General information
- Location: South Oyster Bay Road Bethpage, New York Hicksville, New York
- Coordinates: 40°45′16″N 73°30′02″W﻿ / ﻿40.754306°N 73.500694°W
- Owner: Long Island Rail Road
- Line: Main Line
- Platforms: 2 side platform
- Tracks: 2

Other information
- Station code: None

History
- Opened: February 2, 1942
- Closed: December 2, 1985

Former services
| Preceding station | Long Island Rail Road |  |  | Following station |
| Hicksville toward Penn Station or Grand Central |  | Ronkonkoma Branch |  | Bethpage toward Ronkonkoma |
| Preceding station | Long Island Rail Road |  |  | Following station |
| Hicksville toward Long Island City or Penn Station |  | Main Line |  | Bethpage toward Greenport |

Location

= Grumman station =

Railway station in Bethpage, New York

Grumman was a station along the Main Line of the Long Island Rail Road (LIRR) at South Oyster Bay Road that served employees of Grumman Engineering Aircraft Corporation, at the Grumman Bethpage Airport.

== History ==
With the outbreak of World War II, Grumman received federal contracts to build war planes. On January 22, 1942 it was announced that a station would be built to serve the local plant. The station opened on February 2 with two trains in the morning heading east and two trains in the evening heading west; service was expanded further in the fall. The station was built with a wooden shelter. Grumman needed to extend its airfield runway in 1950, requiring that South Oyster Bay Road, the grade crossing, and the station be moved. The LIRR protested the change, fearing that the extended runway increased the likelihood for a crash between a train and a plane. The LIRR lost its case in December 1950. The new road, station and crossing opened on February 19, 1951. The new eastbound platform was located east of the new road crossing, and the new westbound platform was west of the new crossing. Metal shelter sheds were built during the 1960s.

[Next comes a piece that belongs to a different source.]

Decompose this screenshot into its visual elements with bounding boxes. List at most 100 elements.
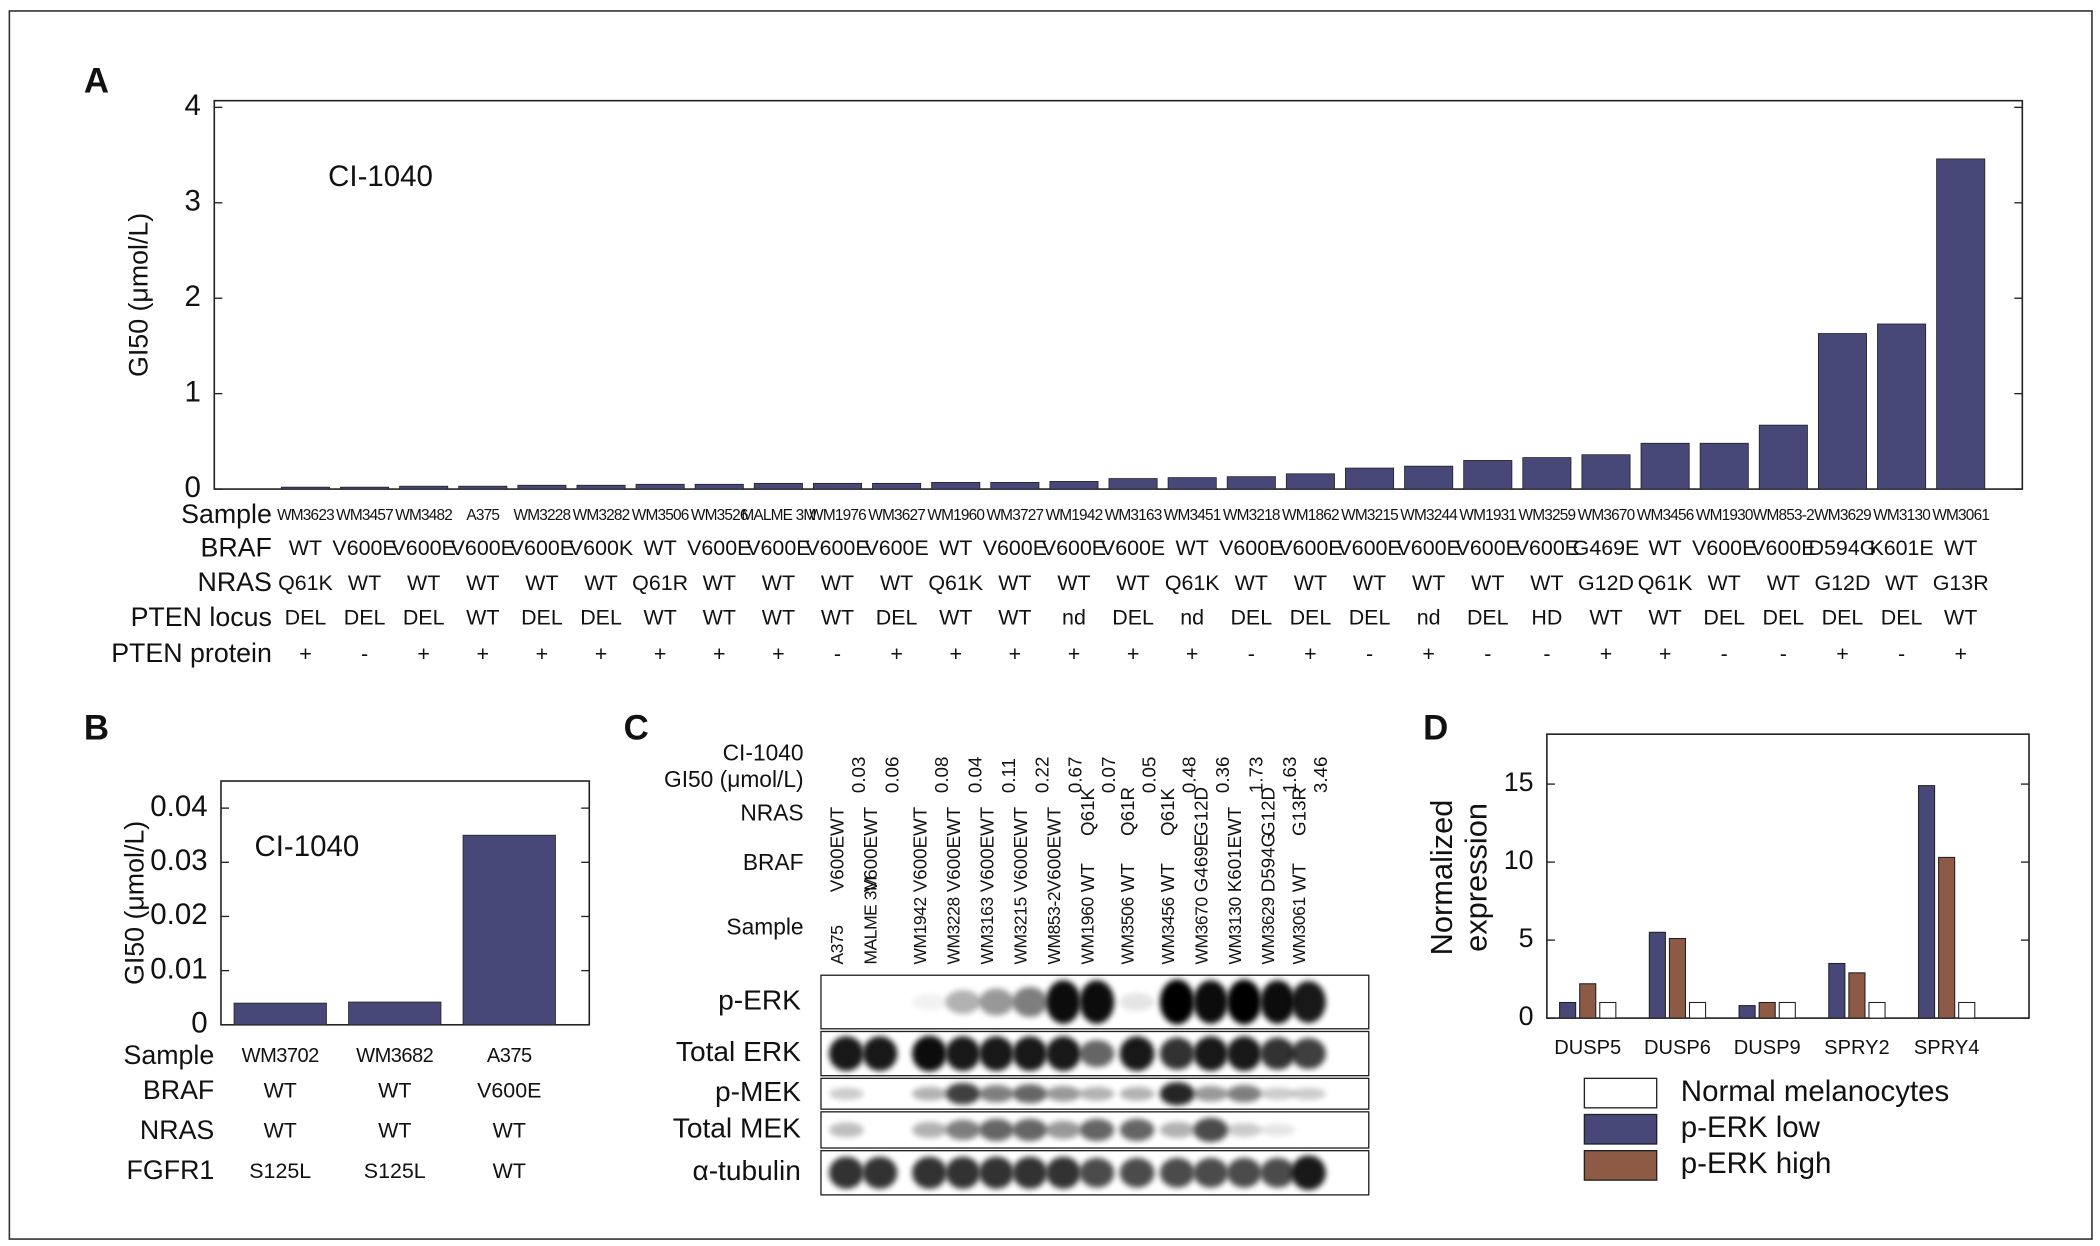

Ridership declined as the Grumman facility was downsized, and as a result service was reduced to one morning train in each direction, and one afternoon westbound flag stop by 1958. On March 28, 1985, at a meeting with village officials in Farmingdale, the LIRR announced that the electrification of the Main Line to Ronkonkoma required the closing of either the Farmingdale, Bethpage or Grumman stations. Since Grumman had fewer than ten daily passengers, all of whom were employees of Grumman, the station closed on December 2, 1985, with the last train scheduled on November 29. The former airport location now features the Nassau County Police Heliport. Nothing remains of the former station today.